Even though tomatoes are perennials in their native environment, the frost in many climates means tomatoes are typically grown as annuals. Additionally, determinate varieties (like our cherry tomatoes) only fruit once or twice before dying.
Because of this, you can use coffee grounds to fertilize tomato plants anytime they’re growing. Typically, most plants prefer fertilizer in their growing season, just before they fruit, but again, any time will work for tomato plants.
Keep in mind not to apply too many coffee grounds as this will affect how often you can apply them. Make sure to check your soil’s pH periodically to determine if the pH is becoming too acidic. As mentioned, the easiest way to do this is with a pH meter (there’s a link above in the pH section if you’d like a recommendation on which one to get).
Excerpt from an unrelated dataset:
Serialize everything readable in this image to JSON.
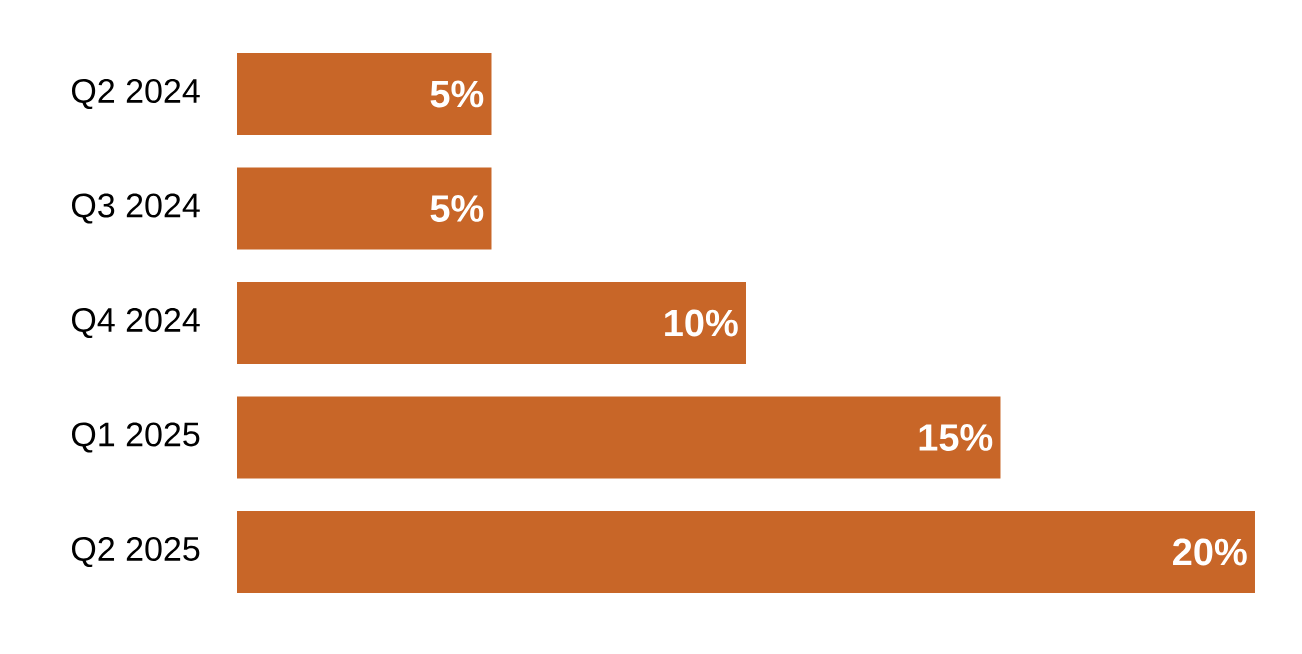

While this was a lot of information, it was all useful and I found out that the occasional application of used coffee grounds is great for tomato plants. Overall, they help many aspects of the soil’s health from providing good nutrients to feeding beneficial bacteria and worms.
However, keep in mind that a daily pot of coffee grounds can be too much (depending on the size of your garden). In this case, mixing it with mulch or in a compost pile would work best.